In the US, amid the current wave of monkeypox cases, the CDC has recommended that infected people avoid interacting with pets, livestock, and other animals altogether. Although no cat or dog is ever known to have contracted the infection, “basically we don’t know anything about monkeypox in common companion animals,” Doty said. For now, it’s best to play it safe.

And the most significant way to prevent the virus from developing into a new animal species, Han said, “is to control the human outbreak.” The range of monkeypox species is already formidable, and in today’s world, humans and animals collide more often. Amid the ongoing outbreak, Meseko, who is spending the year completing a fellowship in St. Paul, Minnesota, has been taking note of “how free squirrels are everywhere.” Whatever threat they may pose to us, “animals are also in danger from humans,” he told her.
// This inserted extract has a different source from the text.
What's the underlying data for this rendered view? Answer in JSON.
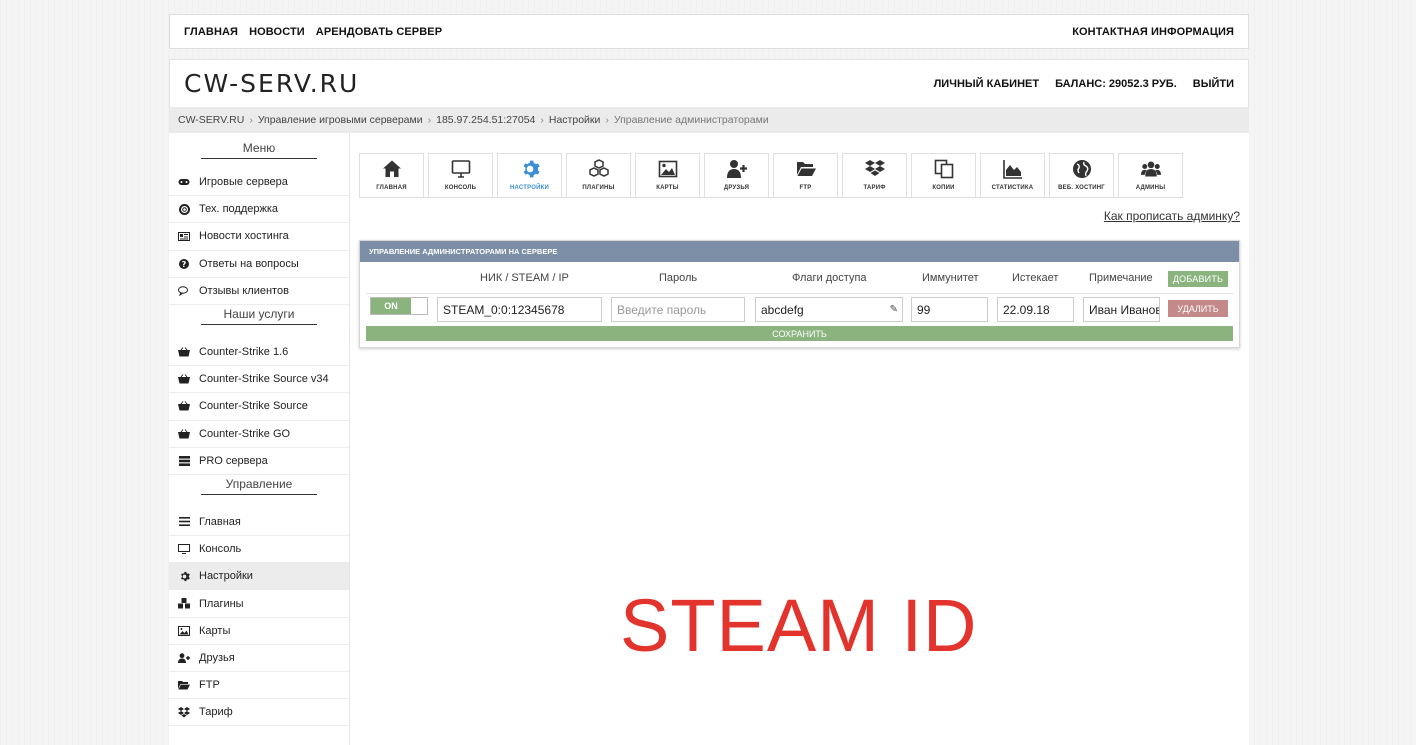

After all, human activity brought monkeypox to the US in 2003 and a cabal of prairie dogs that included Chewy and Monkey. “They wouldn’t have been exposed geographically without us moving around this virus,” Seifert said. And the human desire for pets brought those prairie dogs into dozens of Midwestern homes. People mobilize disease; our species also represents an immense infectious threat to the planet. The current outbreak of monkeypox, for example, is larger and more human-centric than those documented in the past. And the more opportunities the virus has to infiltrate new hosts, the more opportunities it has to expand its species range. Leakage from animals may not be detected until it is too late; perhaps, some experts pointed out, it happened a long time ago, seeding a reservoir that helped spark the ongoing epidemic. “We don’t have evidence of that right now,” says Grant McFadden, a poxvirus expert at Arizona State University. “But that could change on a dime.”